Lorsque la question de constitutionnalité est transmise, la juridiction doit suspendre la procédure dans l’attente de la décision des juridictions suprêmes puis, s’il a été saisi, du Conseil constitutionnel.
Toutefois, le juge doit statuer sans attendre lorsque l’instance a pour objet de mettre fin à une mesure privative de liberté. Il peut également ne pas reporter sa décision si la loi prévoit de statuer en urgence ou dans un délai déterminé.
Lorsqu’il est saisi, le Conseil constitutionnel a trois mois, à compter du jour où il a été saisi, pour rendre sa décision.
Si le Conseil constitutionnel déclare la disposition contestée conforme à la Constitution, la juridiction doit l’appliquer, à moins qu’elle ne la juge incompatible avec une disposition du droit de l’Union européenne ou d’un traité.
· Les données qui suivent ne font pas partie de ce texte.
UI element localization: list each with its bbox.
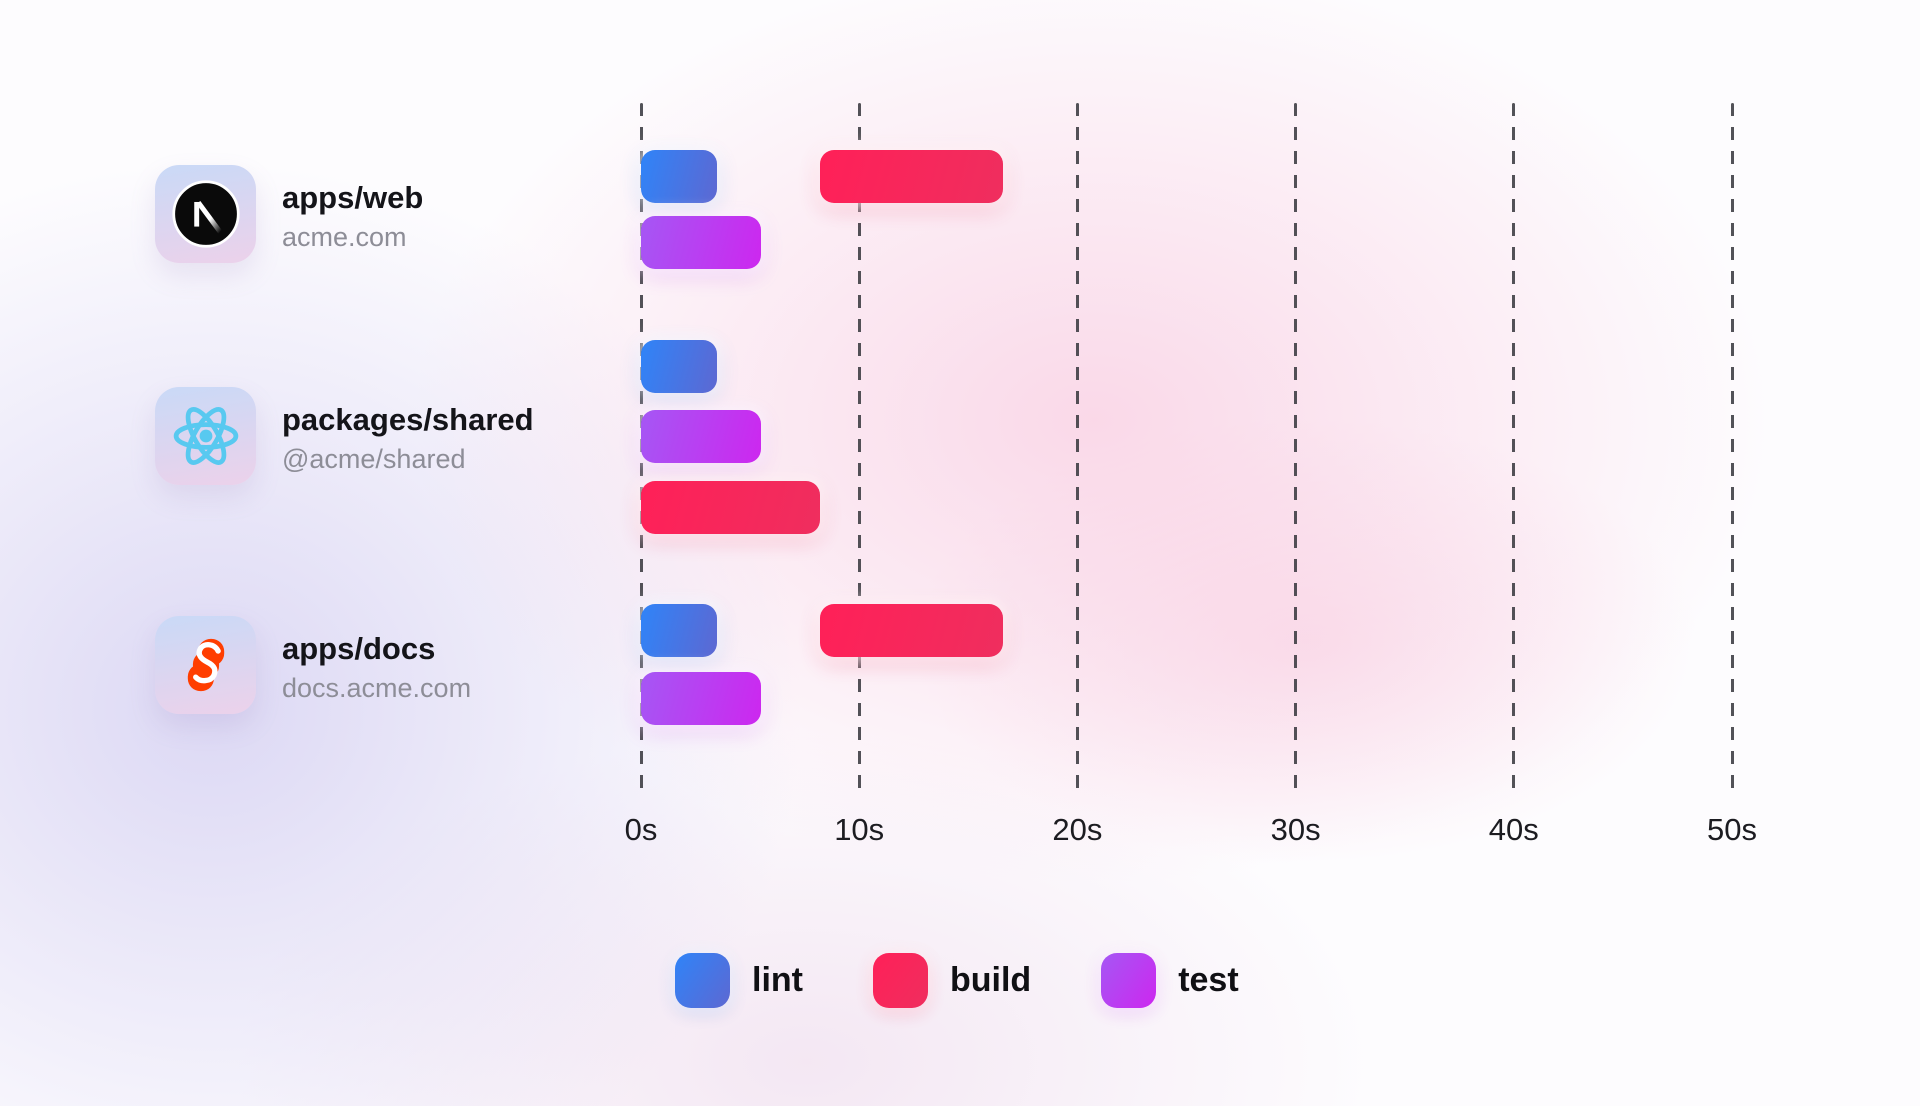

Si le Conseil constitutionnel déclare la disposition contestée contraire à la Constitution, cette décision a deux conséquences :
- l’application de la disposition est écartée dans le procès concerné ;
- la disposition est abrogée soit immédiatement, soit à compter d’une date ultérieure fixée par le Conseil lui-même.
Les décisions du Conseil constitutionnel ne sont susceptibles d’aucun recours.
Nonobstant les pays qui n’ont pas mis en place de contrôle de constitutionnalité des lois (Angleterre, Pays-Bas, Suède, Finlande, Luxembourg, Danemark par exemple), nombreux sont les pays qui connaissent sous une forme ou une autre un contrôle de constitutionnalité après l’entrée en vigueur d’une loi.
Mais le contrôle par le biais d’une question préjudicielle (qui oblige une juridiction à suspendre la procédure jusqu’à la décision de la juridiction compétente sur la question posée) est moins répandu. En Europe, la Belgique, l’Espagne, l’Italie et l’Allemagne connaissent ce mécanisme sous des formes voisines.
Ainsi, en Italie, la Cour constitutionnelle peut être saisie d’une question préjudicielle par toutes les juridictions dès lors qu’une partie ou le ministère public soulève une question de constitutionnalité. Cette saisine ne fait l’objet d’aucun filtrage.
De même, en Espagne, la saisine du Tribunal constitutionnel s’effectue sans filtrage soit à la demande d’une des parties, soit d’office par le juge.
En Belgique, la Cour constitutionnelle peut être saisie d’une question préjudicielle posée devant n’importe quelle juridiction, soit à la demande d’une des parties, soit d’office par le juge, après une procédure de filtrage. Contrairement à la France, le juge constitutionnel se limite à écarter la norme contraire à la Constitution, il ne l’annule pas.
En Allemagne, l’examen d’une question préjudicielle est toujours soumis à l’autorisation préalable de la Cour constitutionnelle.